Evidentemente, o foco da história é o período de amadurecimento da empresa e Knight se empenha em não fazer um relato estritamente pessoal. É inevitável, porém, que o autor acabe se revelando – de forma muito mais nítida, diga-se, do que em outras autobiografias do gênero, como as de Warren Buffett ou Jack Welch. Além de sua devoção pela livre-iniciativa, ele manifesta verdadeiro fascínio pela história norte-americana. Para colocar os filhos para dormir, recitava adaptações dos anais da Guerra da Independência; seu maior ídolo é o general Douglas MacArthur (um dos próceres do Exército na Segunda Guerra Mundial) e o orgulho que sente por Oregon é evocado numa citação repetida ao longo do livro, que alude à trilha desbravada pelos colonos quando da fundação do estado: “Os covardes nunca começaram, os fracos morreram pelo caminho e nós estamos aqui”.

Frases grandiloquentes, aliás, pontuam o raciocínio e a narrativa de Knight: “Crescer ou morrer” e “Você é as regras que você quebra”, por exemplo, surgem em diversos capítulos e norteiam as decisões do empresário. Há também passagens no mínimo curiosas. Uma particularmente marcante é quando, numa partida de basquete, um dos jogadores é atingido por uma cotovelada que resulta em uma severa fratura em seu rosto. Knight lembra sua satisfação quando, por alguns segundos, as câmeras de TV focalizaram os tênis do atleta nocauteado – a logomarca da Nike era exposta em rede nacional!

Na segunda metade dos anos 1970, com o aumento vertiginoso da demanda por seus produtos, o parque industrial da Nike se espraiava. Além de Japão, Taiwan e Coreia do Sul fabricavam seus produtos.
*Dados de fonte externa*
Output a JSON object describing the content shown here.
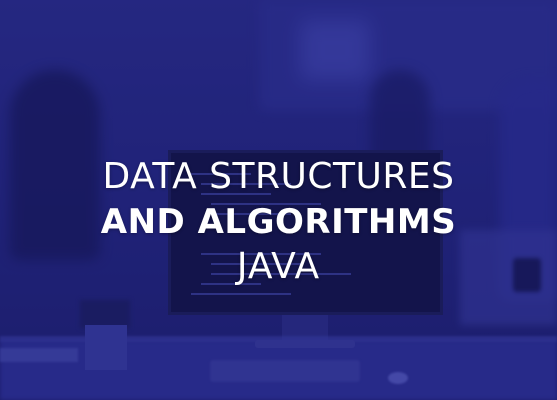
{
  "title": {
    "line1": "DATA STRUCTURES",
    "line2": "AND ALGORITHMS",
    "line3": "JAVA"
  },
  "colors": {
    "tint": "#23257a",
    "text": "#ffffff"
  },
  "scene_elements": [
    "office-background",
    "monitor",
    "keyboard",
    "mouse",
    "pen-cup",
    "people"
  ]
}
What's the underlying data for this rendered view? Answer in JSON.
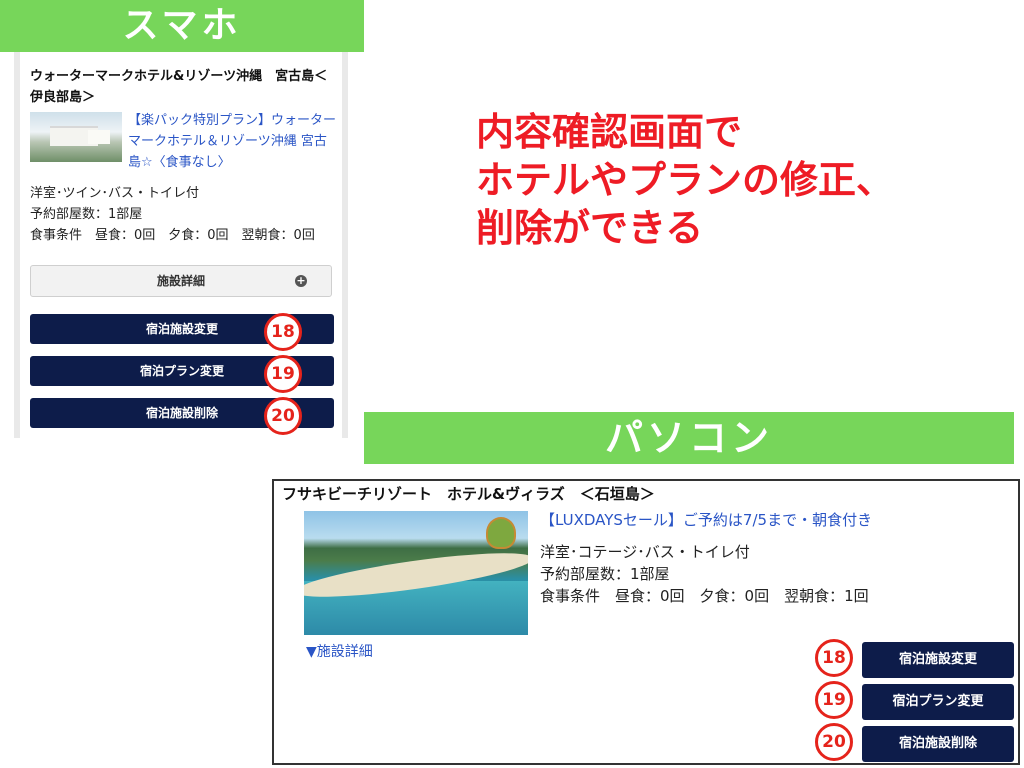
{
  "sp": {
    "banner": "スマホ",
    "hotel_name": "ウォーターマークホテル&リゾーツ沖縄　宮古島＜伊良部島＞",
    "plan_link": "【楽パック特別プラン】ウォーターマークホテル＆リゾーツ沖縄 宮古島☆〈食事なし〉",
    "room_type": "洋室･ツイン･バス・トイレ付",
    "rooms": "予約部屋数：1部屋",
    "meals": "食事条件　昼食：0回　夕食：0回　翌朝食：0回",
    "detail_label": "施設詳細",
    "detail_icon": "+",
    "buttons": {
      "change_facility": "宿泊施設変更",
      "change_plan": "宿泊プラン変更",
      "delete_facility": "宿泊施設削除"
    }
  },
  "markers": {
    "m18": "18",
    "m19": "19",
    "m20": "20"
  },
  "caption": {
    "line1": "内容確認画面で",
    "line2": "ホテルやプランの修正、",
    "line3": "削除ができる"
  },
  "pc": {
    "banner": "パソコン",
    "hotel_name": "フサキビーチリゾート　ホテル&ヴィラズ　＜石垣島＞",
    "plan_link": "【LUXDAYSセール】ご予約は7/5まで・朝食付き",
    "room_type": "洋室･コテージ･バス・トイレ付",
    "rooms": "予約部屋数：1部屋",
    "meals": "食事条件　昼食：0回　夕食：0回　翌朝食：1回",
    "detail_link": "▼施設詳細",
    "buttons": {
      "change_facility": "宿泊施設変更",
      "change_plan": "宿泊プラン変更",
      "delete_facility": "宿泊施設削除"
    }
  },
  "colors": {
    "banner_green": "#77d65a",
    "button_navy": "#0d1c4a",
    "caption_red": "#ee1c25",
    "link_blue": "#2a55c6"
  }
}
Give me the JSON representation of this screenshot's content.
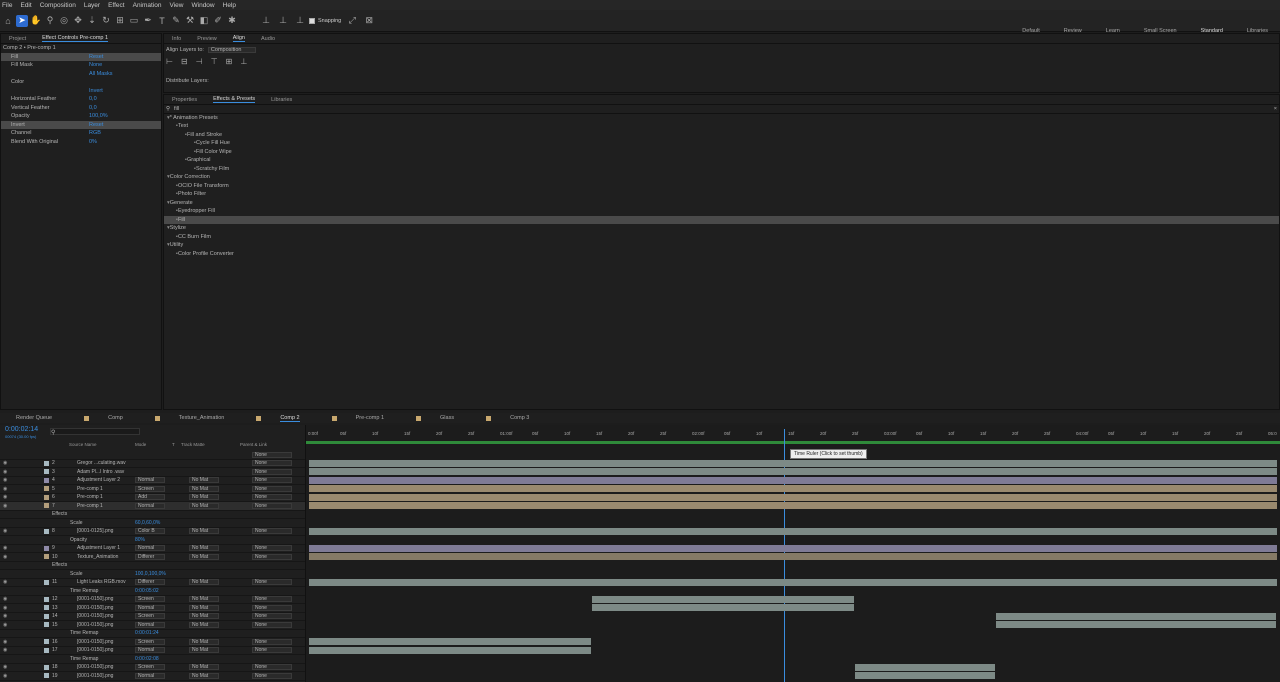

Mas se o relato termina em 1980, a história não para por aí. Em 1996, a revista Life publica a foto de um menino de 12 anos costurando uma bola em uma das fábricas no Paquistão, e a mídia e as autoridades iniciaram uma ofensiva contra a Nike, descobrindo situações análogas à escravidão e exploração de trabalho infantil nas fábricas no Sudeste Asiático. No epílogo, o autor nega ter explorado mão de obra estrangeira, mas admite ter sido relapso quanto às condições de trabalho no exterior. Desde então a empresa tem se dedicado à recuperação de sua imagem, aperfeiçoando a fiscalização e implementando programas de melhoria em suas instalações.

De todo modo, para o bem ou para o mal, Knight será  reconhecido por ter construído um império que produziu os mais célebres sinais distintivos da sociedade de consumo do século 20. Produtos que se tornaram símbolos de pertencimento, sobretudo num período em que o exercício da cidadania é cada vez mais difícil – o funk ostentação não é obra do acaso. Nesse sentido, a frase de um de seus funcionários, proferida em 1970 após o estoque do melhor artigo da Nike, o tênis Cortez, ter se esgotado, soa mais atual que nunca: “A felicidade é uma penca de tênis Cortez; a realidade é uma penca de tênis velhos e gastos”.